Bref, nous voulions nous intéresser à des pratiques de marchandisation du vivant (humain) qui pourraient s’apparenter aux pratiques esclavagistes du XXIème siècle. La traite des blanches, la prostitution, le trafic d’enfants et leur exploitation, les utérus loués ou peut-­?être même la « chasse à l’homme » menée par les clubs sportifs internationaux afin d’obtenir des joueurs ou des coureurs prometteurs sont autant de marchandisations corporelles auxquelles nous aimerions que notre film fasse appel, du moins dans l’imaginaire des spectateurs.

Corps consommés

Lorsque nous parlons de marchandisation du corps, nous nous référons à sa commercialisation, que ce soit dans son entier ou en pièces détachées. Cette opération est rendue possible par un processus qui s’apparente au « biopouvoir » de Foucault où le corps doit être compris comme un objet soumis à des tensions et sur lequel agissent la société, ses institutions et les représentations dominantes(1). Dans une société néolibéraliste, vision du monde actuellement dominante, l’homo oeconomicus cherche à optimiser ses chances et à préserver ses intérêts. Une société régie par ces principes obéit aux lois de la concurrence et du marché, c’est?à?dire de l’offre et de la demande. Ces principes ne régissent pas uniquement nos rapports professionnels, ils se dispersent dans tous les aspects de notre vie donc également dans notre conception du corps et dans les façons d’en faire usage. Il en résulte une conception marchande du corps : le corps peut être vendu et acheté à un prix plus ou moins correct sans que ceci ne dérange outre mesure.C’est dans cette veine que Ruwen Ogien élabore sa conception du corps : nous considérons « les parties et les produits de notre corps non plus comme des choses quasiment sacrées, constitutives de notre identité, mais comme des objets aussi remplaçables qu’une table de cuisine ou une machine à laver » (2).   

Le corps est un objet de consommation soumit à une monétisation.

Une médecine marchande

 L’adoption de cette idéologie par la plupart des gouvernements cause une dérégulation commerciale globale et la privatisation d’une partie des services dont s’occupait jusqu’alors l’Etat providence.

Il en résulte un accroissement des inégalités sociales au sein de ces mêmes Etats entre gagnants et perdants de la globalisation, mais aussi l’instauration d’un rapport de force entre Nord et Sud. C’est dans ce cadre que se développe un tourisme médical rendu notamment possible par la diminution des prix des transports aériens. Les classes moyennes du Nord peuvent se permettre de se soigner dans les pays du Sud à moindre coût.
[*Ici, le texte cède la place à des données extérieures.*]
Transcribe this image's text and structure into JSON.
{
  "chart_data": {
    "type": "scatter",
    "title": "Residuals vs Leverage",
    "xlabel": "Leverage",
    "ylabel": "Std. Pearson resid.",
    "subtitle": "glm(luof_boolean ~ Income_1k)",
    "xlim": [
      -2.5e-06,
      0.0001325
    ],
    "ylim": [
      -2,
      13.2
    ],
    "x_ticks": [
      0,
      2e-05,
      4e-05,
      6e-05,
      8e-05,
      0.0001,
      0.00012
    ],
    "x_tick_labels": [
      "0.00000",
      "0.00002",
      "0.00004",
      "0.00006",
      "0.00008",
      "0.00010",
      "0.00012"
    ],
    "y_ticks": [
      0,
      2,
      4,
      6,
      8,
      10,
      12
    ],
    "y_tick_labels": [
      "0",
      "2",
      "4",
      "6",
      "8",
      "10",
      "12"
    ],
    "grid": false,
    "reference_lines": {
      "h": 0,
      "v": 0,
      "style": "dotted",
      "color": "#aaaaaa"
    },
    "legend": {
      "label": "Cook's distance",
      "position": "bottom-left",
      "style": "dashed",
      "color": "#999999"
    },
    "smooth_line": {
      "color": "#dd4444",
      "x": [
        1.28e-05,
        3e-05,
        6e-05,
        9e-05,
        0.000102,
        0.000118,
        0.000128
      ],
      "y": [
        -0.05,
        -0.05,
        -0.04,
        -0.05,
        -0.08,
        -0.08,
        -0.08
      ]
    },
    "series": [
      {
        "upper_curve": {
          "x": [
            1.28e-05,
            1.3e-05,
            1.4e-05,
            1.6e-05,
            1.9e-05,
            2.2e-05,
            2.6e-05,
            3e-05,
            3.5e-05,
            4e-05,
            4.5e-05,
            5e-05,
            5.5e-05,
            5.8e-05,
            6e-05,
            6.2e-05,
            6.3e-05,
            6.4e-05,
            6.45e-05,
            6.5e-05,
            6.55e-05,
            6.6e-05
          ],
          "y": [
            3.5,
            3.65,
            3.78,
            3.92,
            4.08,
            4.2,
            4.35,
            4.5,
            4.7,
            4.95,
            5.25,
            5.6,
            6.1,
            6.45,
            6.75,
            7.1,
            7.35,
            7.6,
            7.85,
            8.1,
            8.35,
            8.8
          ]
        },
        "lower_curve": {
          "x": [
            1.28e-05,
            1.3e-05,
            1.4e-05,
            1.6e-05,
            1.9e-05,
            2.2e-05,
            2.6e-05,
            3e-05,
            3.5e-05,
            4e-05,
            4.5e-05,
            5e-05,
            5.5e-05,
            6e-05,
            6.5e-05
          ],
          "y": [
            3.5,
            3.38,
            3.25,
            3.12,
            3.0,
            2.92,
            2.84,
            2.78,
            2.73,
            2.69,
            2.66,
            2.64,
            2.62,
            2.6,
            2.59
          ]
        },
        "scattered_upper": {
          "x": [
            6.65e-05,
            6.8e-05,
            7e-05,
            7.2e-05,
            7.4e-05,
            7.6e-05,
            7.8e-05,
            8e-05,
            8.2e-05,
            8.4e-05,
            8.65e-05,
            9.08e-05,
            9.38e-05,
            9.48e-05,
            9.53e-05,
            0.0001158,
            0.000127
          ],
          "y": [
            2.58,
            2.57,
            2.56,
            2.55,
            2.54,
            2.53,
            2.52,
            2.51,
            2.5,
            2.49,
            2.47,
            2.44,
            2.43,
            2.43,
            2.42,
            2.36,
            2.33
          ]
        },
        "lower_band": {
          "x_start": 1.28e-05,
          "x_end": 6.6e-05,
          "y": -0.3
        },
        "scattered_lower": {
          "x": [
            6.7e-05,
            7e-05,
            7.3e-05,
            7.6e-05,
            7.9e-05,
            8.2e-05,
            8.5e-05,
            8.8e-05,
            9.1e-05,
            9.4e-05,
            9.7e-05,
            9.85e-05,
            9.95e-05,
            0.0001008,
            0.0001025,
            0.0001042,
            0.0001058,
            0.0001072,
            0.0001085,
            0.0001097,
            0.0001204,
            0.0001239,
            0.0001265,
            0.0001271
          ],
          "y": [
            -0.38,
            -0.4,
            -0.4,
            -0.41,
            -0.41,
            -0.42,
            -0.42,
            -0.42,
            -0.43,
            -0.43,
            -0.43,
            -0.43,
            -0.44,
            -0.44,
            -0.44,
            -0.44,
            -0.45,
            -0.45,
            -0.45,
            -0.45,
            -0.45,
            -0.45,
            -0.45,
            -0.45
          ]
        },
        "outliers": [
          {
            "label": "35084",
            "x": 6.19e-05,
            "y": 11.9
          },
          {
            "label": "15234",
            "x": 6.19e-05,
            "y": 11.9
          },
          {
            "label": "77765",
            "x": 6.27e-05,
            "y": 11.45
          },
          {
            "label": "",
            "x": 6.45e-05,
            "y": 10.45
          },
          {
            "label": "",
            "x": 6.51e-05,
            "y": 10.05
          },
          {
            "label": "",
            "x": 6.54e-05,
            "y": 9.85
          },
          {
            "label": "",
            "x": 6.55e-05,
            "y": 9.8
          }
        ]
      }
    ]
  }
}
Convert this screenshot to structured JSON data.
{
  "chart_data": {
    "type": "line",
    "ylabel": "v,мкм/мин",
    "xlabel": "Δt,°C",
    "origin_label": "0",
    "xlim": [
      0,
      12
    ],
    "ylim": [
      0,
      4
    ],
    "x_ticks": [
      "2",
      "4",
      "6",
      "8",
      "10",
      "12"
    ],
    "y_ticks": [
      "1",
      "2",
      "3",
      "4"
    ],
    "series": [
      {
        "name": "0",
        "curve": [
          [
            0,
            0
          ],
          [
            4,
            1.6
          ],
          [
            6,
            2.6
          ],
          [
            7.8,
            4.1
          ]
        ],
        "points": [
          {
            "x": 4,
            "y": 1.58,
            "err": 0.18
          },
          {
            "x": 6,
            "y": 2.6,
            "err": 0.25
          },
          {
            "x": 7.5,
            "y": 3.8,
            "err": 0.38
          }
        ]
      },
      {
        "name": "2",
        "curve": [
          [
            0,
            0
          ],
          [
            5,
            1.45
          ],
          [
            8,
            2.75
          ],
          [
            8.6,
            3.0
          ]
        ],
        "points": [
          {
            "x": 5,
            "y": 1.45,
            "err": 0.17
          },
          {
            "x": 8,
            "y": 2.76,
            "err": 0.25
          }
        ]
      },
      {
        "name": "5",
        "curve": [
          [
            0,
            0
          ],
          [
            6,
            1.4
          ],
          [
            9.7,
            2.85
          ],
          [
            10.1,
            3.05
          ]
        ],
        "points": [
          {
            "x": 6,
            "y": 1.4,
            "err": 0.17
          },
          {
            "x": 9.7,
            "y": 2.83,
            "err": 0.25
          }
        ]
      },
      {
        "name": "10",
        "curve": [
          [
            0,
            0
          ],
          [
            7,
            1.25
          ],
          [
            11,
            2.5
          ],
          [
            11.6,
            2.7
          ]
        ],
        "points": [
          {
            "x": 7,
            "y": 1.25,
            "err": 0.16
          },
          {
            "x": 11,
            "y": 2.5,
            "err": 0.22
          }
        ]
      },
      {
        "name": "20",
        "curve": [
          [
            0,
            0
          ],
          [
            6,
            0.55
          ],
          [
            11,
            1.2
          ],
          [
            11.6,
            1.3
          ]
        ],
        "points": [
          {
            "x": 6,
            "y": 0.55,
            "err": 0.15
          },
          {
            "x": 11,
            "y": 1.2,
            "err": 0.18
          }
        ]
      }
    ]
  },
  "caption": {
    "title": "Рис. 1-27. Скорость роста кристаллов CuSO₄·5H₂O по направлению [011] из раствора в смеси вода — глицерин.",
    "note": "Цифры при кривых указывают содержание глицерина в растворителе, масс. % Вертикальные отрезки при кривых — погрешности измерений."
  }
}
Ensuite, les progrès médicaux et pharmacologiques, permettant des interventions médicales impossibles dans le passé telles que les transplantations d’organes, mènent à une nouvelle demande sur ce marché mondialisé de la santé.Finalement, notons que la globalisation de ce marché est stimulée par un vieillissement des populations dans les pays industrialisés, nécessitant par conséquent davantage de soins médicaux.

Le marché des soins médicaux est en soi licite ou disons plutôt conforme à l’esprit de notre temps, puisque l’individu cherche à maximiser son intérêt et à préserver son capital. L’individu en quête de soin et d’avantage d’années de vie flirt avec l’illégalité lorsqu’il change de juridiction afin de pouvoir échapper au cadre règlementaire de son pays. La greffe d’organes est un exemple typique de cette légalité relative. En effet les pays industrialisés, touchés par un manque de donneurs, encadrent très précisément le don d’organes, limitant substantiellement l’accès aux soins aux personnes nécessitant une greffe. La globalisation permet à l’individu nécessiteux et désireux d’obtenir un organe dans un État où la règlementation encadrant le don d’organes offre une marge de manœuvre plus ample.

 

 

  1. Niewohner J., Kehr J., Vailly J. (2011). De la vie biologique à la vie sociale, approches sociologiques et anthropologiques. Paris, La Découverte.